The Count of Monte Cristo

Honors English 10

For the next few weeks, we will be reading the novel The Count of Monte Cristo. You will be responsible for reading large sections of the book and responding to them over a long period of time. This assignment will pull on your time management skills quite a bit. We will be working on other assignments during class and have other homework, but you are still responsible for reading this novel at the same time. So work ahead, manage your time wisely, and keep up with the assignment.

Part I – Chapters 1 – 17 (89 pages) – Due Tuesday, January 24

Part II – Chapters 18 – 37 (119 pages)– Due Tuesday, February 14

Part III – Chapters 38 – 50 (95 pages)– Due Tuesday, February 28

Part IV – Chapters 51 – 71 (124 pages)– Due Tuesday, March 14

Reading Log for Novel

Create a typed reading log of at least 2 entries for each chapter.

·  On the left side, copy a meaningful passage from that chapter - perhaps a bit of dialogue, a description, or a character’s thought. Be sure to number your entries and include the page number from which you copied it. I am not looking for a specific length of words for each quote. However, put some thought into your quote choices!

·  On the right side, write your response to the quotation – please use a variety of response types

o  Make a connection with your own experience. What does the reading make you think of? Does it remind you of anything or anyone?

o  Make connections with other texts, concepts, or ideas you are familiar with. Do you see any similarities between these and other information? Can you make a literary connection?

o  Ask yourself questions about what you are reading. “I wonder why…” or “I don’t understand…” or “I was surprised by…”

o  Try agreeing with the writer and write down supporting ideas. Try arguing – on what points do you disagree?

o  Write down literary devices, images, phrases. Why did the author choose these? What do they add to the story? What made you notice them?

Each response should consist of 2-4 sentences.

·  Do not just “translate” each quote. In other words, if the quote says, “The sky was cerulean,” don’t just say, “This means the sky was blue.”
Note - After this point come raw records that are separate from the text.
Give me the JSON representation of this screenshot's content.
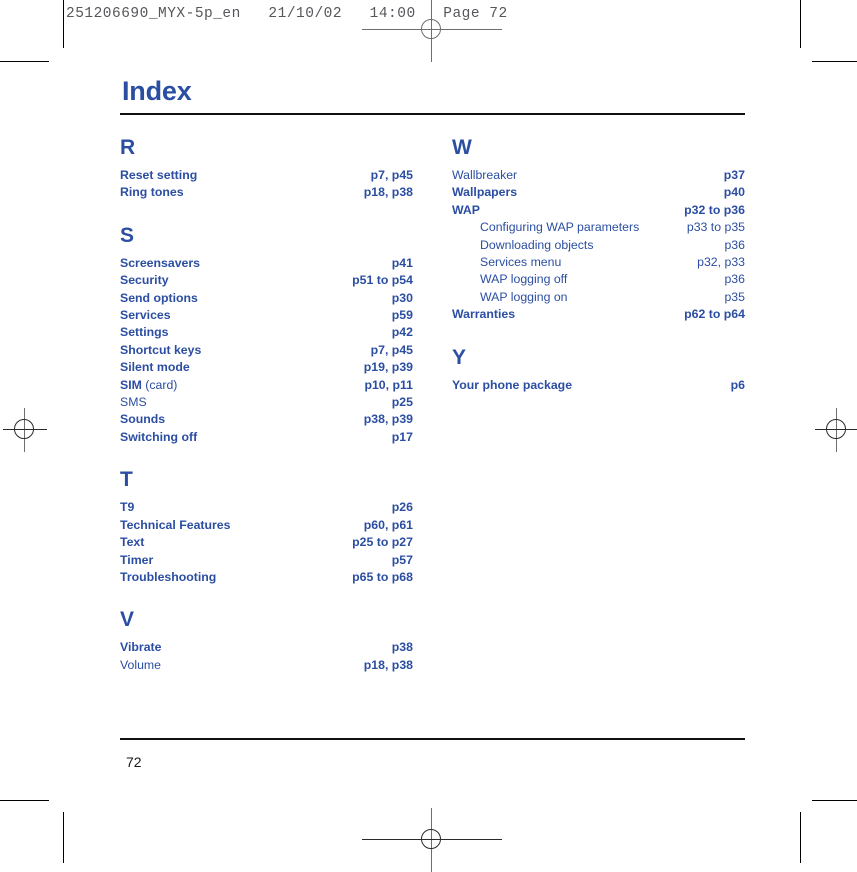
{
  "slug": {
    "text": "251206690_MYX-5p_en   21/10/02   14:00   Page 72"
  },
  "colors": {
    "accent_blue": "#2b4ea2",
    "rule_black": "#111111",
    "slug_gray": "#55575a"
  },
  "document": {
    "title": "Index",
    "folio": "72"
  },
  "columns": [
    {
      "groups": [
        {
          "letter": "R",
          "entries": [
            {
              "label": "Reset setting",
              "pages": "p7, p45",
              "style": "bold"
            },
            {
              "label": "Ring tones",
              "pages": "p18, p38",
              "style": "bold"
            }
          ]
        },
        {
          "letter": "S",
          "entries": [
            {
              "label": "Screensavers",
              "pages": "p41",
              "style": "bold"
            },
            {
              "label": "Security",
              "pages": "p51 to p54",
              "style": "bold"
            },
            {
              "label": "Send options",
              "pages": "p30",
              "style": "bold"
            },
            {
              "label": "Services",
              "pages": "p59",
              "style": "bold"
            },
            {
              "label": "Settings",
              "pages": "p42",
              "style": "bold"
            },
            {
              "label": "Shortcut keys",
              "pages": "p7, p45",
              "style": "bold"
            },
            {
              "label": "Silent mode",
              "pages": "p19, p39",
              "style": "bold"
            },
            {
              "label": "SIM",
              "label_suffix": " (card)",
              "pages": "p10, p11",
              "style": "bold-mixed"
            },
            {
              "label": "SMS",
              "pages": "p25",
              "style": "regular"
            },
            {
              "label": "Sounds",
              "pages": "p38, p39",
              "style": "bold"
            },
            {
              "label": "Switching off",
              "pages": "p17",
              "style": "bold"
            }
          ]
        },
        {
          "letter": "T",
          "entries": [
            {
              "label": "T9",
              "pages": "p26",
              "style": "bold"
            },
            {
              "label": "Technical Features",
              "pages": "p60, p61",
              "style": "bold"
            },
            {
              "label": "Text",
              "pages": "p25 to p27",
              "style": "bold"
            },
            {
              "label": "Timer",
              "pages": "p57",
              "style": "bold"
            },
            {
              "label": "Troubleshooting",
              "pages": "p65 to p68",
              "style": "bold"
            }
          ]
        },
        {
          "letter": "V",
          "entries": [
            {
              "label": "Vibrate",
              "pages": "p38",
              "style": "bold"
            },
            {
              "label": "Volume",
              "pages": "p18, p38",
              "style": "regular"
            }
          ]
        }
      ]
    },
    {
      "groups": [
        {
          "letter": "W",
          "entries": [
            {
              "label": "Wallbreaker",
              "pages": "p37",
              "style": "regular"
            },
            {
              "label": "Wallpapers",
              "pages": "p40",
              "style": "bold"
            },
            {
              "label": "WAP",
              "pages": "p32 to p36",
              "style": "bold"
            },
            {
              "label": "Configuring WAP parameters",
              "pages": "p33 to p35",
              "style": "sub"
            },
            {
              "label": "Downloading objects",
              "pages": "p36",
              "style": "sub"
            },
            {
              "label": "Services menu",
              "pages": "p32, p33",
              "style": "sub"
            },
            {
              "label": "WAP logging off",
              "pages": "p36",
              "style": "sub"
            },
            {
              "label": "WAP logging on",
              "pages": "p35",
              "style": "sub"
            },
            {
              "label": "Warranties",
              "pages": "p62 to p64",
              "style": "bold"
            }
          ]
        },
        {
          "letter": "Y",
          "entries": [
            {
              "label": "Your phone package",
              "pages": "p6",
              "style": "bold"
            }
          ]
        }
      ]
    }
  ]
}
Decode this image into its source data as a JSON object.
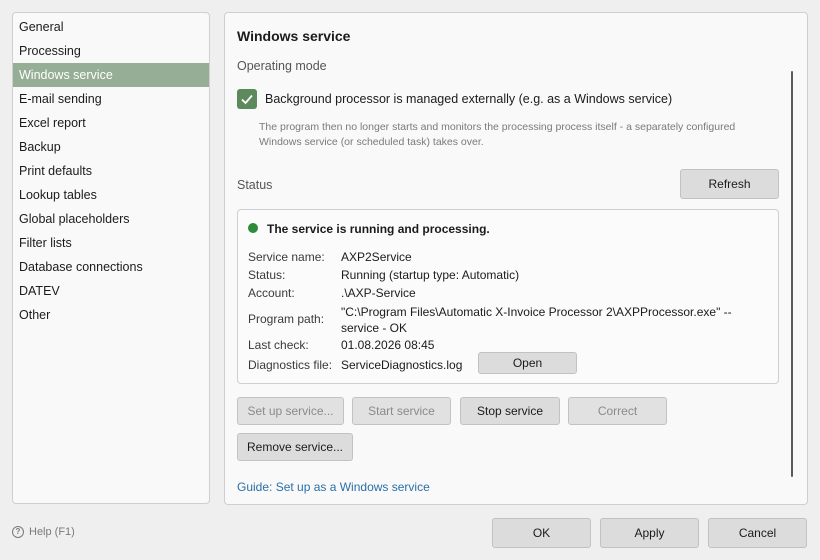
{
  "sidebar": {
    "items": [
      {
        "label": "General"
      },
      {
        "label": "Processing"
      },
      {
        "label": "Windows service"
      },
      {
        "label": "E-mail sending"
      },
      {
        "label": "Excel report"
      },
      {
        "label": "Backup"
      },
      {
        "label": "Print defaults"
      },
      {
        "label": "Lookup tables"
      },
      {
        "label": "Global placeholders"
      },
      {
        "label": "Filter lists"
      },
      {
        "label": "Database connections"
      },
      {
        "label": "DATEV"
      },
      {
        "label": "Other"
      }
    ],
    "active_index": 2
  },
  "panel": {
    "title": "Windows service",
    "operating_mode_label": "Operating mode",
    "checkbox": {
      "checked": true,
      "label": "Background processor is managed externally (e.g. as a Windows service)"
    },
    "hint": "The program then no longer starts and monitors the processing process itself - a separately configured Windows service (or scheduled task) takes over.",
    "status_label": "Status",
    "refresh_label": "Refresh",
    "status": {
      "headline": "The service is running and processing.",
      "indicator_color": "#2f8a3c",
      "service_name_key": "Service name:",
      "service_name": "AXP2Service",
      "status_key": "Status:",
      "status_value": "Running (startup type: Automatic)",
      "account_key": "Account:",
      "account": ".\\AXP-Service",
      "program_path_key": "Program path:",
      "program_path": "\"C:\\Program Files\\Automatic X-Invoice Processor 2\\AXPProcessor.exe\" --service - OK",
      "last_check_key": "Last check:",
      "last_check": "01.08.2026 08:45",
      "diagnostics_key": "Diagnostics file:",
      "diagnostics_file": "ServiceDiagnostics.log",
      "open_label": "Open"
    },
    "actions": {
      "setup": "Set up service...",
      "start": "Start service",
      "stop": "Stop service",
      "correct": "Correct",
      "remove": "Remove service..."
    },
    "guide_link": "Guide: Set up as a Windows service"
  },
  "footer": {
    "help_label": "Help (F1)",
    "ok": "OK",
    "apply": "Apply",
    "cancel": "Cancel"
  },
  "colors": {
    "accent": "#96ad96",
    "checkbox": "#5d8a5d",
    "link": "#2a6fa8"
  }
}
Example: from the book The Hobbit

Chapter 1
Passage / Meaning
1. “What a lot of things you do use good morning for!” said Gandalf. “Now you mean that you want to get rid of me, and that it won’t be good till I move off.” - page 5 / I found this part to be quite funny! Gandalf is totally right when he suggests that Bilbo uses “good morning” for many different things. He uses it to mean hello, and good morning, and good bye. Gandalf is very clever in the way that he says this to Bilbo.
2. Then something Tookish woke up inside him, and he wished to go and see the great mountains, and hear the pine-tress and the waterfalls, and explore the caves, and wear a sword instead of a walking stick. – page 7 / Sometimes I feel the same way Bilbo feels. I really enjoy travelling and seeing new places and having different experiences. I don’t really want to have a sword instead of a walking stick, however! I don’t really think I want to stab anyone or any dragons.
Chapter 2
Passage / Meaning
1. But they were trolls. Obviously trolls. Even Bilbo, in spite of his sheltered life, could see that: from the great heavy faces of them, and their size, and the shape of their legs, not to mention their language, which was not drawing-room fashion at all, at all.
- page 14 / 1. I made a connection here between The Hobbit and Harry Potter. In the first Harry Potter book, there’s a troll in the dungeon! It then gets loose and tries to kill Hermione in a bathroom, only to be defeated by Ron and Harry. So I was able to picture in my head what a troll looked like, thanks to this description and also the Harry Potter movie.
2. Etc. / 2.

On each of the due dates, we will have a quiz on that section of the novel, then a lengthy discussion of the key points. Each reading log will be worth 50 points, so make sure you do them! I expect you to do your own original work with these logs. Do NOT work together on this.